When students in a new course on U.S. Latino/a studies found themselves returning to that question again and again, it led them down the unexpected path of preserving their own stories.
They asked it upon hearing that César Chávez was once as well-known as Martin Luther King Jr. They asked it upon studying the Plan de San Diego, which called for forming an independent republic encompassing parts of Texas* and Mexico and led to retaliatory massacres of Mexican Americans.
“How do we know what we know?” asks Rick López ’93, professor of history and environmental studies and dean of new students, who co-taught the course last semester with Associate Professor of American Studies and Black Studies Solsiree Del Moral. “We know what we know only because it’s been organized and saved in certain ways. Certain things haven’t been saved.”

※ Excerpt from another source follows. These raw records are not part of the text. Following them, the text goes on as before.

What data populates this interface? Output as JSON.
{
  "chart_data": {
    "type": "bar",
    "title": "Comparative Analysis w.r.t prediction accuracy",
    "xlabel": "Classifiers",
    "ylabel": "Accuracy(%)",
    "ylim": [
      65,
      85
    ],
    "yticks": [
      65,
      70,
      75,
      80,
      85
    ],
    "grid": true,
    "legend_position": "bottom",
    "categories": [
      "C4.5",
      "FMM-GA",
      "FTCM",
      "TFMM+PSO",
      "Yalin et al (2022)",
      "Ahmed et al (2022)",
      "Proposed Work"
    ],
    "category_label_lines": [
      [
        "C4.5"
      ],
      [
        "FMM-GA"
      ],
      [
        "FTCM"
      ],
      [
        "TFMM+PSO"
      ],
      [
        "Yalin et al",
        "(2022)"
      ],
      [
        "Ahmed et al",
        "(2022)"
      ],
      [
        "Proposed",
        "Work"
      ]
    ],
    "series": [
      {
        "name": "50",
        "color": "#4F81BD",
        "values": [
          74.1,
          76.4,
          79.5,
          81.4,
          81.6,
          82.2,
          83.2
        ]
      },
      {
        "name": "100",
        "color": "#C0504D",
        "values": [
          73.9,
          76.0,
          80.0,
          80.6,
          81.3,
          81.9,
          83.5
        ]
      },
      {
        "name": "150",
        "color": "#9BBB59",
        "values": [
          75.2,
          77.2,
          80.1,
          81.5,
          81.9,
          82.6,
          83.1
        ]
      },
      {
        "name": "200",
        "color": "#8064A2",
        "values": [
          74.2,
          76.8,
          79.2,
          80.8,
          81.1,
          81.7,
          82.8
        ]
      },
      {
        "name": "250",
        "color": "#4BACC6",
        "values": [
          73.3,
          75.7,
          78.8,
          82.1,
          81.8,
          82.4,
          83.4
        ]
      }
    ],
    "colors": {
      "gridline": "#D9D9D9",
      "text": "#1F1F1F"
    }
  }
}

The two professors had planned to use historical documents in their class—which is designed as a foundational course for a newly approved major in Latinx and Latin American studies. But the students’ question led them to think about archival research in an unusual way.
From his own tenure as chair of La Causa in the 1990s, and later as its faculty liaison, López knew the student-run organization had boxes of old material in their offices. With permission from the La Causa board, six students in the course gathered and organized that material, and then found a new home for it in the College archives. The effort, López said, took the class “more deeply into the craft of history.”
“The liberal arts teaches students how to learn,” Lopez says—to “get something that has no clear path forward” and transform it into a project that can lead to novel insights.
For Mike Kelly, head of Archives and Special Collections, the La Causa project set a new precedent for what he hopes will be future curating efforts around campus and among alumni. In the past year, he’s worked with students to archive material from the Black Student Union and the Asian Students Association. He notes that the Queer Resource Center also has a vibrant, ongoing effort to conserve material it produces.